Project title

From Design to Synthesis of New Antitubercular Agents

Scientific Coordinator's name:

Filomena Elisabete Lopes Martins Elvas Leitão

Scientific Coordinator's e-mail:

filomena.martins@ciencias.ulisboa.pt

Principal R&D Unit:

Centro de Química e Bioquímica (CQB)

Other R&D Units involved in the project:

Faculdade de Ciências e Tecnologia da Universidade Nova de Lisboa; Instituto de Higiene e Medicina Tropical; Faculdade de Farmácia da Universidade de Lisboa

Project keyword(s)

Antitubercular compounds; QSARs; Rational design; Synthesis; Biological activity; Mycobacterium tuberculosis; Resistance; Isoniazid derivatives; Medicinal Chemistry

Short abstract and comments

The project aimed at the development of very robust, predictive and well-validated quantitative structure-activity relationships (QSARs) that assisted us in the design of a series of new potentially active antitubercular compounds from particular relevant core structures, namely, isoniazid, thiobenzanilide, benzimidazole and indole scaffolds.

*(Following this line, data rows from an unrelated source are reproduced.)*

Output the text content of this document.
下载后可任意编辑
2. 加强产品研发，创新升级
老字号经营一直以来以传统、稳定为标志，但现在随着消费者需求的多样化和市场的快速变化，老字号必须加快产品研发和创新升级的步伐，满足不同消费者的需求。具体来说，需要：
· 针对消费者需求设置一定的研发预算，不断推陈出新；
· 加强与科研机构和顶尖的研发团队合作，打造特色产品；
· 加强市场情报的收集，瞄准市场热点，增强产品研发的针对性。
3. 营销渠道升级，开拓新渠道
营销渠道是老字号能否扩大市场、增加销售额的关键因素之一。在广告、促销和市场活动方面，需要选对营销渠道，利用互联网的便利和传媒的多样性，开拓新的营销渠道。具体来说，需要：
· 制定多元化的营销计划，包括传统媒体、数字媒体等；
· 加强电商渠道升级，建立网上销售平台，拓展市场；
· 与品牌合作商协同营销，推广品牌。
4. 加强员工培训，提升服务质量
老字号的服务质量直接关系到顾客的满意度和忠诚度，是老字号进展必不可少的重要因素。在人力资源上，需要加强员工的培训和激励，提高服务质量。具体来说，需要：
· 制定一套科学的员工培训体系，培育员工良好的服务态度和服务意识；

From this QSAR-oriented design approach, the most promising compounds were synthesized and their in vitro antibacterial activities assessed. These experimental values were then confronted with the predicted values provided by our models. In the course of the project, the team became primarily interested on isoniazid derivatives since the first results obtained for these compounds exceeded our expectations. In fact, some of these derivatives were shown to be more active against the H37Rv strain of Mycobacterium tuberculosis (Mtb) than the reference compound, isoniazid (INH). Additionally, and very interestingly, some among these have also proved to be more effective than INH against a Mtb clinical strain carrying only a katG S315Tmutation, the most frequent mutation in clinical settings which is responsible for ca. 50?90% of INH resistance worldwide. One of the most important results of the project was the finding of a compound, N?-decanoylisonicotinohydrazide - an INH derivative with an alkyl chain in C10 - that was six times more active than INH in this resistant strain. This is a remarkable result that makes this compound a very promising lead compound for drug development. This finding cannot be overlooked given the very recent and disturbing update on tuberculosis figures (WHO, Global Tuberculosis Report, 2016): 10.4 million people developed TB in 2014 and 1.8 million died from the disease in the same period of time. Moreover, the emergence of multidrug-resistant (MDR) and extensively drug-resistant (XDR) strains of Mtb all over the world, together with significant levels of co-infection with HIV, makes the search for new antitubercular drugs a major public health challenge.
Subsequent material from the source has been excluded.